A lake-effect storm in the Great Lakes region that was bringing heavy snow to parts of northern New York, Ohio and Pennsylvania on Friday prompted the closure of highways, disrupting travel after the Thanksgiving holiday, as forecasters warned the storm would “bury” some areas east of Lakes Erie and Ontario.
The lake-effect snow closed a section of westbound Interstate 90 from Hamburg, N.Y., to the Pennsylvania line, the Departments of Transportation for Pennsylvania and New York said.
The storm, which began earlier in the week, had already brought more than eight inches of snow to portions of Marquette County in Michigan’s Upper Peninsula by Friday afternoon, according to the National Weather Service.
Portions of Western New York, such as Mayville on the northern end of Chautauqua Lake about 22 miles north of Jamestown, had recorded 17 inches of snow by midafternoon on Friday, according to forecasters.
Watertown, N.Y., where less than an inch of snow had fallen on Friday afternoon, was forecast to get close to six feet of snow over the next three days.
Gov. Kathy Hochul of New York declared a state of emergency for 11 counties on Friday.
“We are so accustomed to this kind of storm,” Ms. Hochul said in an interview with Spectrum News on Friday. “We don’t love it, but it is part of who we are as New Yorkers, especially western New York and the North Country.”
The National Weather Service in Buffalo said the prolonged lake-effect snow “will bury some areas east of both Lakes Erie and Ontario.”
“There will be localized areas that will be paralyzed from the lake snow, with some interstates also being greatly impacted,” it added.
The Weather Service warned of extreme impacts from the lake-effect storm through Monday. The severity of the storm could make driving extremely dangerous or impossible in parts of those regions.
Representatives of hotels in Pennsylvania near Erie, Pa., said they were experiencing cancellations from guests who were unable to reach their destinations.
Chris Smith, who works at a Homewood Suites in Erie, near the Interstate 90 closure, said his hotel was “starting to fill up” as drivers left the snow-covered highways.
Lake-effect storms occur when cold air moves across a large body of warmer water. They typically happen in late fall and early winter.
“The lakes started out at basically a record warm for late November,” said David Roth, a forecaster with the Weather Service.
“Even in areas that are used to it, this is their first real lake-effect of the season,” he added. “They’re going to feel this. This will be a ‘welcome to winter’ for them.”
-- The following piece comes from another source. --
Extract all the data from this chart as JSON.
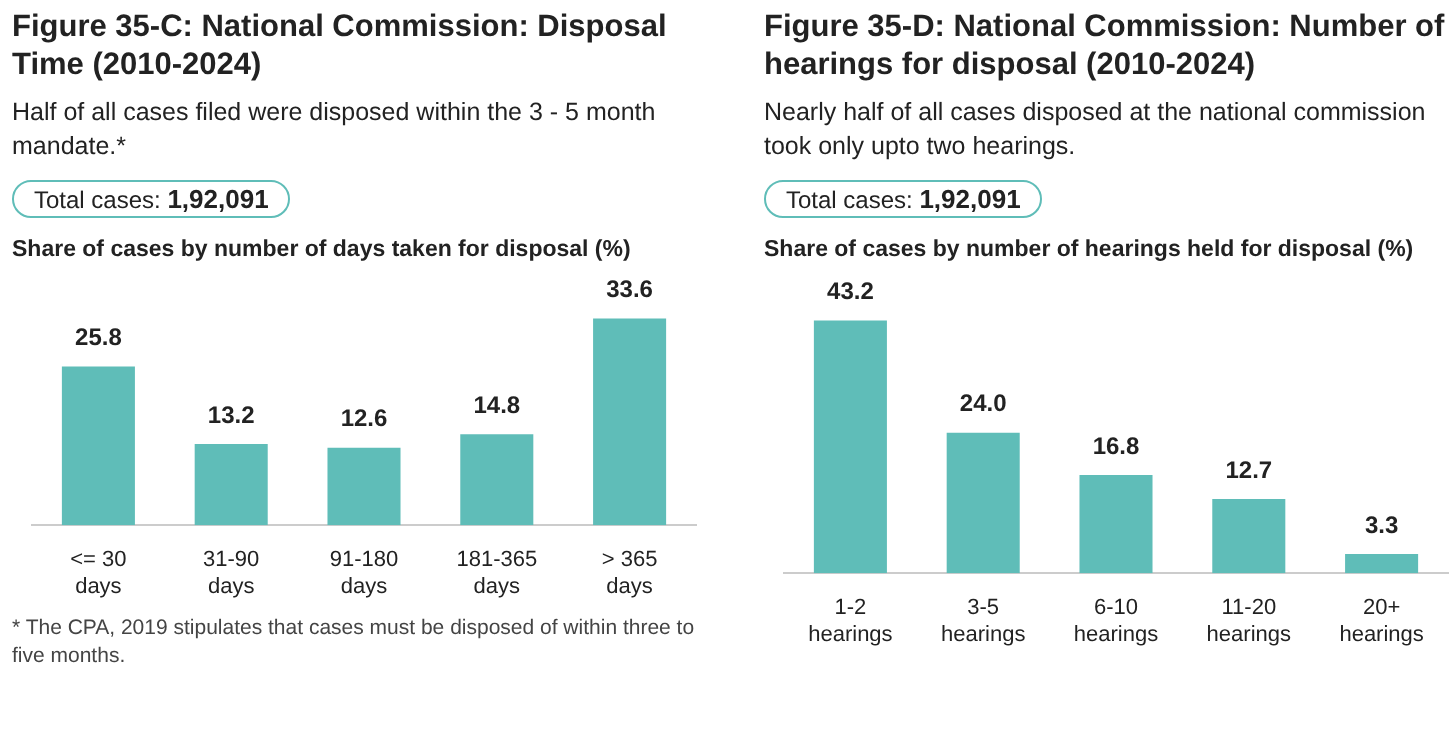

According to AAA, the automobile organization, nearly 80 million people were expected to travel for Thanksgiving this year. About three million people in the United States were expected to travel by air on Sunday.
Erie International Airport in Pennsylvania was closed on Friday afternoon, and MBS International in Saginaw County, Mich., and Akron-Canton Airport in Ohio were de-icing aircraft, according to the F.A.A.
More than four feet of snow could fall downwind of Lake Ontario through the weekend, and up to three feet of snow was possible across portions of northeastern Ohio and northern Pennsylvania.
The first lake-effect snowstorm of the season “tends to be pretty exceptional,” Mr. Roth said. “When this happens is usually October, or much earlier in November.”
Buffalo could receive up to six inches of snow through Sunday, when the Bills host the San Francisco 49ers at their stadium in nearby Orchard Park, N.Y.
While the snow was expected to pile up, an Arctic blast was moving across the Northern Plains and the Midwest on Friday, with the wind chill across parts of the Dakotas and Minnesota plunging to 15 degrees below zero.